27 January 2023, The Tablet

Jihadist kills sacristan in Spain


Yasin Kanza wounded Fr Antonio Rodriguez Lucena and killed Diego Valencia in an attack on two churches in Algeciras.


Jihadist kills sacristan in Spain

Algericas, a port town in southern Spain close to Gibraltar. Yasin Kanza, who carried out the attack, was an illegal immigrant from Morocco awaiting deportation.
Philipus/Alamy

A sacristan has been killed and a priest seriously injured in an attack on two churches in southern Spain.

The attack was carried out on 25 January by 24-year-old Yasin Kanza, a Moroccan illegal immigrant, who allegedly yelled “Allahu Akhbar” as he entered the two churches in the town of Algeciras, wielding a machete.

Yasin Kanza first entered the church of San Isidro, where he knocked over candles and a crucifix.

When the elderly Fr Antonio Rodriguez Lucena, who was in the church at the time, tried to stop him the attacker struck him in the neck with the blade, causing a serious injury.

The priest has been hospitalised, and after undergoing emergency surgery, he is said to be in stable condition. Two bystanders were also injured in this first attack.

Kanza then left San Isidro and headed to the nearby church of La Palma. Inside he was again confronted, this time by the church warden, Diego Valencia, whom he stabbed in the abdomen and then struck in the head.

The warden still managed to make it outside the building, but Kanza caught up with him and, according to the police report, looked at the sky, pronounced words in Arabic, and then delivered the final blow that killed him.

Diego Valencia was married and a father, and ran a florist’s shop in town.

“Diego was my right-hand-man, a faithful helper”, said parish priest Fr Juan José Medina of the victim.

“That blow may have been intended for me, but the attacker found Diego instead”, he concluded, according to Spanish newspaper ABC.
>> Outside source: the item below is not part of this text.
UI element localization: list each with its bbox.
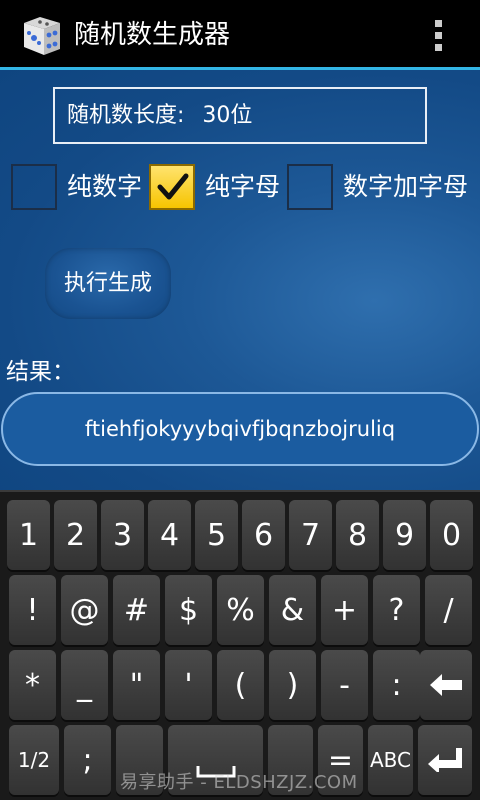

The police report says that Kanza then tried to make his way to a third church, but that is when the police caught up with him.

He offered no resistance, dropped his machete and fell to his knees. He was arrested and is in custody.

According to the Spanish press, Yasin Kanza was awaiting deportation from Spain and although he had no criminal record he was being watched for “suspicious behaviour”.

He is also said to have a record of psychiatric disturbances in Morocco.

The incident shocked Spain, which has a large Moroccan community.

Despite occasional trouble – such as during the World Cup, when the African nation defeated Spain and riots broke out during celebrations by Moroccan fans – there is no significant history of religiously-motivated crime in Spain over the past few years.

The Spanish bishops have condemned the attack.

According to CNA, Francisco César García, the auxiliary bishop of Toledo and secretary general of the Spanish Bishops’ Conference, said: “In these sad moments of suffering, we join the grief of the families of the victims and the Diocese of Cádiz and ask the God of life and peace for the speedy recovery of the injured.”

He later observed that that “in this case there was a religious motivation of hatred of the faith” but emphasised that “we cannot and should not demonise groups in general”.

Bishop García stated his “most absolute and total condemnation” of the attacks “with a special gravity, which is when this violence is wrongly tried to be justified in the name of God”.

He continued: “That is taking the name of God in vain, whatever the name of that one true God may be called.”

In a statement, the Spanish bishops' conference expressed their closeness to the families of the victims.

“As believers, we ask the God of mercy and peace to fill the hearts of the victims with hope and heal the wounded, accompany the Church and society in the search for peace, and to convert the hearts of violent people,” they said.

The Bishop of Cádiz-Ceuta, Rafael Zornoza, who had been on a pastoral visit to Algericas at the time of the attack, also issued a statement, saying that his diocese wished “to be bearers of peace and mercy in the midst of this world where we live, which has so many tensions and so many manifestations of inhuman violence”.

He expressed his gratitude to those praying for his diocese.

“The truth is that we feel the strength of the prayer of the entire Church and its closeness, its encouragement and its testimony strengthen us a lot,” he said.